Jan. 6 Committee Postpones Hearing, Says More Time Needed to Get Ready

Jan. 6 Committee Postpones Hearing, Says More Time Needed to Get Ready
Rep. Zoe Lofgren (D-Calif.) speaks to reporters in Washington on Jan. 14, 2022. (Drew Angerer/Getty Images)
Zachary Stieber
6/14/2022
Updated:
6/14/2022
0:00

The House of Representatives panel that is investigating the Jan. 6, 2021, breach of the U.S. Capitol has postponed a hearing that was scheduled for June 15.

The delay stemmed from needing more time to prepare, Rep. Zoe Lofgren (D-Calif.) said.

“I will tell you, putting together the video and exhibits is an exhausting exercise for our very small video staff so we’re trying to—we were going to have one, two, three in one week, but it was too much to put it all together—so we’re trying to give them a little room to do their technical work,” she said on MSNBC’s “Morning Joe.”

The panel held its first hearing in months earlier in June, and a second hearing on June 13.

“The schedule has always been fluid so we’re going to move forward and have a Thursday hearing and get ready for hearings next week as well. The hearing will be postponed and moved to, likely, next week,” Rep. Pete Aguilar (D-Calif.), another member of the panel, told reporters on Capitol Hill in Washington.

Aguilar said the panel also wanted to make sure that reporters “have the time and space to digest all the information that we’re putting out there.”

The schedule change comes after the U.S. Capitol Police undermined claims from Reps. Bennie Thompson (D-Miss.) and Liz Cheney (R-Wyo.) regarding a group Rep.
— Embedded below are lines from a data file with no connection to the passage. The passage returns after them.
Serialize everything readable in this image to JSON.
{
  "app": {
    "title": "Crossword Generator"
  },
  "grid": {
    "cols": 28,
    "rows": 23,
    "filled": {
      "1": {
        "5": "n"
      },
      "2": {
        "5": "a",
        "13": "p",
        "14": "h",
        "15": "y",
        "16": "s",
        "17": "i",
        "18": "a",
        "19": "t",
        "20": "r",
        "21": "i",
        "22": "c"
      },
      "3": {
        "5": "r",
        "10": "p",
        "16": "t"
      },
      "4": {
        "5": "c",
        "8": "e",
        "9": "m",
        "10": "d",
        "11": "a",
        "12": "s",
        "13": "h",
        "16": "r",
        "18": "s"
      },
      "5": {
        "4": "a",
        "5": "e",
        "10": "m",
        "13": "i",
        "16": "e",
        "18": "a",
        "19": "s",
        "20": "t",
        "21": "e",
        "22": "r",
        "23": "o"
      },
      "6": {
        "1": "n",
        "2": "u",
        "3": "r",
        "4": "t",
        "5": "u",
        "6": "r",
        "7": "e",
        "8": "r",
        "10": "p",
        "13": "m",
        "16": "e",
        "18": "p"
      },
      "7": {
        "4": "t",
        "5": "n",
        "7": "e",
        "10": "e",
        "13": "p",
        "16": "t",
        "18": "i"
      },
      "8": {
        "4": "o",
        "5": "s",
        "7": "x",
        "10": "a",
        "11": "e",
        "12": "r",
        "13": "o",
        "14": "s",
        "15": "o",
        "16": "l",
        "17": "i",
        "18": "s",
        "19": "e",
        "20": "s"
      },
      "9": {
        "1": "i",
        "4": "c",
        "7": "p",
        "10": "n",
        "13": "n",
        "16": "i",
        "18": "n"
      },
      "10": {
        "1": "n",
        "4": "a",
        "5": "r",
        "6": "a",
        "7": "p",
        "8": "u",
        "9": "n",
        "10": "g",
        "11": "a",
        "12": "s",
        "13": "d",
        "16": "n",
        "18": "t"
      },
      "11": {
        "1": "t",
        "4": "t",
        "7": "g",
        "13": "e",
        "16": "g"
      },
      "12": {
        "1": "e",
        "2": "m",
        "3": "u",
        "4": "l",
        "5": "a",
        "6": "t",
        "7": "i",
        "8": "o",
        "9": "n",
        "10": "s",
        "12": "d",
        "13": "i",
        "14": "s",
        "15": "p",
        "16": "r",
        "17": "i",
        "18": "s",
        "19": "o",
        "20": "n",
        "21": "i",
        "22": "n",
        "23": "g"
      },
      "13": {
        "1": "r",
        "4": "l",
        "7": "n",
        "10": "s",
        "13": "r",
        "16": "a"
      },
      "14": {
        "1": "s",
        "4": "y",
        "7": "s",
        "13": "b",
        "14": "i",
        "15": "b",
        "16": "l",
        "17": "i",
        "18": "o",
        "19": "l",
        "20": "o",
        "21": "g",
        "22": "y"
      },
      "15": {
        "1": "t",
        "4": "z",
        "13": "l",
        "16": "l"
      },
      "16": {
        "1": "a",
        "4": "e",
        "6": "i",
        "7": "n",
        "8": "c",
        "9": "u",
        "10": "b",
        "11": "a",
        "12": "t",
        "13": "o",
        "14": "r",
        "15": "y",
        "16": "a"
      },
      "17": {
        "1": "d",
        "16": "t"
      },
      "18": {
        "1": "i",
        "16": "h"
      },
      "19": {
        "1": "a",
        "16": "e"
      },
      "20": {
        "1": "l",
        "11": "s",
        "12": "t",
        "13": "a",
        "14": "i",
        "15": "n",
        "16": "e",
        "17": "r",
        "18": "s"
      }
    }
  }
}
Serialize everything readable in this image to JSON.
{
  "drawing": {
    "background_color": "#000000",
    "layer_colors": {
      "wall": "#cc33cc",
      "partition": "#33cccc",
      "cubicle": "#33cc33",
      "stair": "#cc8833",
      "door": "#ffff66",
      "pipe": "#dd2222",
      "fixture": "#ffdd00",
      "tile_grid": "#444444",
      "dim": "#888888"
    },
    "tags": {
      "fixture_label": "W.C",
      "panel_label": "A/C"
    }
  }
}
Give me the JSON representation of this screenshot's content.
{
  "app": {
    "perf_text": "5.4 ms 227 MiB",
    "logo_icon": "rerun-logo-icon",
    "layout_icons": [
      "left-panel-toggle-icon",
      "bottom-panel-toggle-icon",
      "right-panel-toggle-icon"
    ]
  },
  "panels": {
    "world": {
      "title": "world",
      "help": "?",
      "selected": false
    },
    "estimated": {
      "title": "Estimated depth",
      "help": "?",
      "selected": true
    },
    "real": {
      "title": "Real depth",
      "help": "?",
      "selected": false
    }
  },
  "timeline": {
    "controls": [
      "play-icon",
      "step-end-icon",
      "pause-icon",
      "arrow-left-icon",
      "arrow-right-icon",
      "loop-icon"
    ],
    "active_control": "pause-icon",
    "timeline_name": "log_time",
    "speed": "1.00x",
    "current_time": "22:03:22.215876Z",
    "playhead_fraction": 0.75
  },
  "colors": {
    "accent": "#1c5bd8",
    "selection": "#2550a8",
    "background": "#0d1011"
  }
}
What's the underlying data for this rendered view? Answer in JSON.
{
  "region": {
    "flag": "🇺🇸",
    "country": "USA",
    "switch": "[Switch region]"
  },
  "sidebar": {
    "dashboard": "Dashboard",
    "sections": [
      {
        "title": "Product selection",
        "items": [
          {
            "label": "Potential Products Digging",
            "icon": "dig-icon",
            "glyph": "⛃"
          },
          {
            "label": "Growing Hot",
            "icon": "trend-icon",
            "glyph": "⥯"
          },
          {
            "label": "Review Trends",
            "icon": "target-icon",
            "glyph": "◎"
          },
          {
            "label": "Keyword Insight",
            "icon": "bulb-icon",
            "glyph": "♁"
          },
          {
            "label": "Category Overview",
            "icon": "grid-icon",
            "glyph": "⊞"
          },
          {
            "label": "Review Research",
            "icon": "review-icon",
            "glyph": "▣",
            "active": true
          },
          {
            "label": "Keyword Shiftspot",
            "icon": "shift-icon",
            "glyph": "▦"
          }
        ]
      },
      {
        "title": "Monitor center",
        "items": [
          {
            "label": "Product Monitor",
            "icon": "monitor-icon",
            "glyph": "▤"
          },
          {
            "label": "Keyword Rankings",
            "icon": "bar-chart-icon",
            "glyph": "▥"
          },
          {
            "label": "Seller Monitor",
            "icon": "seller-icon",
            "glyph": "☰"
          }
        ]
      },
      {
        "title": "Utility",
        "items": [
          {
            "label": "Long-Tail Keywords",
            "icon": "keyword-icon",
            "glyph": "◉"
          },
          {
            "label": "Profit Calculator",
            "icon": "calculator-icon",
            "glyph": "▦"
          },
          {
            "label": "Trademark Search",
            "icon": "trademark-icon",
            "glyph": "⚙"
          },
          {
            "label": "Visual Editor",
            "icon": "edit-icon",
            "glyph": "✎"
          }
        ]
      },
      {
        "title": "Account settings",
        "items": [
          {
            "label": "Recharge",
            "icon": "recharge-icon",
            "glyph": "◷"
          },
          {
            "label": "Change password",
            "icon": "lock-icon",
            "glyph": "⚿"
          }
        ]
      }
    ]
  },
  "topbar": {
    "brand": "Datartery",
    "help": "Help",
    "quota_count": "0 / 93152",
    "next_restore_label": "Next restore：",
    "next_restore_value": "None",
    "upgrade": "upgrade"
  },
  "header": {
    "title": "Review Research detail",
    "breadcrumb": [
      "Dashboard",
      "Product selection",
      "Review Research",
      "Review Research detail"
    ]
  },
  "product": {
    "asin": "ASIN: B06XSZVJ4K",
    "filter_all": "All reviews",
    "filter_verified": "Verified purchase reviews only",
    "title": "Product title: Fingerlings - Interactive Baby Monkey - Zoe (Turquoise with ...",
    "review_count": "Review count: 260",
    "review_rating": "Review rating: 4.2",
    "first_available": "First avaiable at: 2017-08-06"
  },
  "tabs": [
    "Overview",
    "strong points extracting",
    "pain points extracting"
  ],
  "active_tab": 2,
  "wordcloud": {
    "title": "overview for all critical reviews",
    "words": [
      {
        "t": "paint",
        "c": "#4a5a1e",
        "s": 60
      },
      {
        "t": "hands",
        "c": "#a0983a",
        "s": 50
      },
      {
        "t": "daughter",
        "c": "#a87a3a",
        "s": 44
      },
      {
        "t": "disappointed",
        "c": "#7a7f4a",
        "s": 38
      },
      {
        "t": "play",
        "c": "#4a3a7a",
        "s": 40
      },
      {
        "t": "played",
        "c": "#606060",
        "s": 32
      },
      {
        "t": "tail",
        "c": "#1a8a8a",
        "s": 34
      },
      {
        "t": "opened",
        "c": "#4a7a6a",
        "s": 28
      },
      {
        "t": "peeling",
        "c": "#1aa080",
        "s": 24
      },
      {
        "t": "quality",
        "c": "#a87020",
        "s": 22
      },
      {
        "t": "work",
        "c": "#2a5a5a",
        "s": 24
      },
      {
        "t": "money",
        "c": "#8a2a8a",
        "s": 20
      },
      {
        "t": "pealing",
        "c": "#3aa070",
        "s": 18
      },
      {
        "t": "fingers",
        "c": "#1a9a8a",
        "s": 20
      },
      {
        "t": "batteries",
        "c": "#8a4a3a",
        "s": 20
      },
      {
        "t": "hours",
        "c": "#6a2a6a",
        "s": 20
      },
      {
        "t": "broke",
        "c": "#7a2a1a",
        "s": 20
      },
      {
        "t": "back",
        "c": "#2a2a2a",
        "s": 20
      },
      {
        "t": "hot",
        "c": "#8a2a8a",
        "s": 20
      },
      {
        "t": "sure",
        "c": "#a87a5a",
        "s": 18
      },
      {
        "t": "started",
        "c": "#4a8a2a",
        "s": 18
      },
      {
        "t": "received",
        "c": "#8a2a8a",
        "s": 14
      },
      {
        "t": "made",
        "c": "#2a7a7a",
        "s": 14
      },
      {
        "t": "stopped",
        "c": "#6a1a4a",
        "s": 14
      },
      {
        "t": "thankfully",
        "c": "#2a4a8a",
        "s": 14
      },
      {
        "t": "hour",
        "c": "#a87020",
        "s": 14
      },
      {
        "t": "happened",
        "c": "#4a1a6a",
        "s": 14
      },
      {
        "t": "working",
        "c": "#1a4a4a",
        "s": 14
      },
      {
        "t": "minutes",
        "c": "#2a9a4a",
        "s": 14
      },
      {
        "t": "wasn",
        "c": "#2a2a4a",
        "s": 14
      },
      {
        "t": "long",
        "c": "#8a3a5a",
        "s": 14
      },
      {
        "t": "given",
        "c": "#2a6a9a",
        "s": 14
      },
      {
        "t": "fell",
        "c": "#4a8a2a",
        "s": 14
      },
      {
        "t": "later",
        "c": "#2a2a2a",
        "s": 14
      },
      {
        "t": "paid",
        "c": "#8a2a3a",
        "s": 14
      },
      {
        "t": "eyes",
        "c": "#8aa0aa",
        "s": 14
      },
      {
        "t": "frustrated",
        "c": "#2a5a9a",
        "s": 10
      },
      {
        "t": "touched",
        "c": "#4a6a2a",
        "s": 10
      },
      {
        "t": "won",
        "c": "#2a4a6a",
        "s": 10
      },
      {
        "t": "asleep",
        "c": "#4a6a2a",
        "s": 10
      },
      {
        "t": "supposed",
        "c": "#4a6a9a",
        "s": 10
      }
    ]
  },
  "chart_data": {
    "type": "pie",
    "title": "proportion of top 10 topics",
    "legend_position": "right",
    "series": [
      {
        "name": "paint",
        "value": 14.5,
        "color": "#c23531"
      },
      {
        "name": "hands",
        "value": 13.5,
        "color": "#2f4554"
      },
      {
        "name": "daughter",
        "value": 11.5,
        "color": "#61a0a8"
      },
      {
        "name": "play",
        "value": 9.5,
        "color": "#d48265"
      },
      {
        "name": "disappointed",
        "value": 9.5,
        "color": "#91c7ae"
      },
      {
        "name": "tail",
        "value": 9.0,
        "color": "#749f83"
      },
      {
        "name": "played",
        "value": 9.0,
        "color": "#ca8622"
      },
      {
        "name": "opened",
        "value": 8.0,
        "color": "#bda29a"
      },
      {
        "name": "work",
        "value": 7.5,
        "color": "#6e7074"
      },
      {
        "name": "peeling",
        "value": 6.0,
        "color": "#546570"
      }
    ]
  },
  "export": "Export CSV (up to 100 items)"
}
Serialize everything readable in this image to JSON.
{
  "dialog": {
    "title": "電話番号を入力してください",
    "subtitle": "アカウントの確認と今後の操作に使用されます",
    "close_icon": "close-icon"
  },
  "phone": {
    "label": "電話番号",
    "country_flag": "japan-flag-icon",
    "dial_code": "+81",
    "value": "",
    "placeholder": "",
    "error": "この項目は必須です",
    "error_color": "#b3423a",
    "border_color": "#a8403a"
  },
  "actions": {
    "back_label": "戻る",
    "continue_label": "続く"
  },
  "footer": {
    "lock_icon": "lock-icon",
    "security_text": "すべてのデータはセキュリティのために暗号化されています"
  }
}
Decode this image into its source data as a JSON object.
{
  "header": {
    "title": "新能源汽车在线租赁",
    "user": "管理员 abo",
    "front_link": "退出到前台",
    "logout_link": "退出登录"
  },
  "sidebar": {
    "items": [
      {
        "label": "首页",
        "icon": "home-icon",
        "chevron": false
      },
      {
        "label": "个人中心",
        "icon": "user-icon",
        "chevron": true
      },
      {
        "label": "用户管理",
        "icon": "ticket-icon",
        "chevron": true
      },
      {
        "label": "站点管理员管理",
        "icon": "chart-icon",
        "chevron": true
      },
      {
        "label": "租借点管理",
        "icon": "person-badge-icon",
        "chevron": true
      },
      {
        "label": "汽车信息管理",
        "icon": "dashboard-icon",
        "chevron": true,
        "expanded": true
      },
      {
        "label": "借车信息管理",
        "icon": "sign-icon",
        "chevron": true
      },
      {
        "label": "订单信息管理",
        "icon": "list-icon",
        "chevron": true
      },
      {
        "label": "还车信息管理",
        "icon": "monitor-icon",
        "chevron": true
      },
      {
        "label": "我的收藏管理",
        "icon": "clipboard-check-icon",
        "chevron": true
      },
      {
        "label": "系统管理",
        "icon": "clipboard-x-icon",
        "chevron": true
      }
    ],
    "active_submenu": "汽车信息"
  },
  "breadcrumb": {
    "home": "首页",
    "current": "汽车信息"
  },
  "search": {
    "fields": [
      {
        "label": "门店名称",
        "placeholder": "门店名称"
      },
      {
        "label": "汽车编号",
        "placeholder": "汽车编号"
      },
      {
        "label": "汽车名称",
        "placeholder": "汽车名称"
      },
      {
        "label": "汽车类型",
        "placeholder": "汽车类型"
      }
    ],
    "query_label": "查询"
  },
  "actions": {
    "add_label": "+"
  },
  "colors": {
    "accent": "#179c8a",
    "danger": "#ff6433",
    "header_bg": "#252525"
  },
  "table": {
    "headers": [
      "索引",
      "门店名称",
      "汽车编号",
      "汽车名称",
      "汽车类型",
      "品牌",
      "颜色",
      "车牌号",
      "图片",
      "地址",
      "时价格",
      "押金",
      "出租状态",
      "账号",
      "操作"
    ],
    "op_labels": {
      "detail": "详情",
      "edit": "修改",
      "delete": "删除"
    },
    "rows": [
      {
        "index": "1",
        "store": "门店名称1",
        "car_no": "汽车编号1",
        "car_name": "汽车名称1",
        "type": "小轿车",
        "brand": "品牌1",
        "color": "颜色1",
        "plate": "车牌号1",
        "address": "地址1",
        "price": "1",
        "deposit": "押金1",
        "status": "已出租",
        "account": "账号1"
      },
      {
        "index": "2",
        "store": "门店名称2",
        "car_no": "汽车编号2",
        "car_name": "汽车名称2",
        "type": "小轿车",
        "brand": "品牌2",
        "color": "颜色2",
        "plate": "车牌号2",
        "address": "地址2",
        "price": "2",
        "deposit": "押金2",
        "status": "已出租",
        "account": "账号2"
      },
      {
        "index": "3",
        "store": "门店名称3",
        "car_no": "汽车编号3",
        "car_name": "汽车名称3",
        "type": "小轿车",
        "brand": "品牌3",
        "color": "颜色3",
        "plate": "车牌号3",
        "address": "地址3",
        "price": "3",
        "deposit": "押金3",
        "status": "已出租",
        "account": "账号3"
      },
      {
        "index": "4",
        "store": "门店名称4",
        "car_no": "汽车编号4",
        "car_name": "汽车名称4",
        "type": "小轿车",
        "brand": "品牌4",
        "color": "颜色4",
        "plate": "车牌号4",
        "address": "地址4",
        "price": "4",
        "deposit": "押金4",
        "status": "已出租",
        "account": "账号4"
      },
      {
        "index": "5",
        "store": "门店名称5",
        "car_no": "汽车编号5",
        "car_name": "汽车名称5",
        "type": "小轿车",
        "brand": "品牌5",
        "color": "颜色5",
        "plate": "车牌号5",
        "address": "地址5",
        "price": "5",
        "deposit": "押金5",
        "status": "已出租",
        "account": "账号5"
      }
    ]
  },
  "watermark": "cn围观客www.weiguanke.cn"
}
Barry Loudermilk (R-Ga.) led through office buildings near the Capitol one day before the building was breached.

Thomas Manger, chief of the capitol police, said in a letter that there was “no evidence” that Loudermilk took the group to the Capitol, or even into any of the tunnels leading to the building from the office space.
Thompson and Cheney, meanwhile, diverged on whether the panel will be making any criminal referrals to the Department of Justice. Thompson, the panel’s chair, said after Monday’s hearing that the panel would not make any referrals; Cheney soon took to social media to assert the decision was still up in the air.

“We will announce a decision on that at an appropriate time,” Cheney said.

The panel had aired footage from depositions of key figures in President Donald Trump’s administration and in his 2020 campaign, including his daughter and adviser Ivanka Trump, campaign manager Bill Stepien, and Attorney General William Barr. The panel also questioned former Fox News political editor Chris Stirewalt, former U.S. Attorney B. Jay Pak, and several others.

The panel is dominated by Democrats and includes zero Republican members not picked by House Speaker Nancy Pelosi (D-Calif.).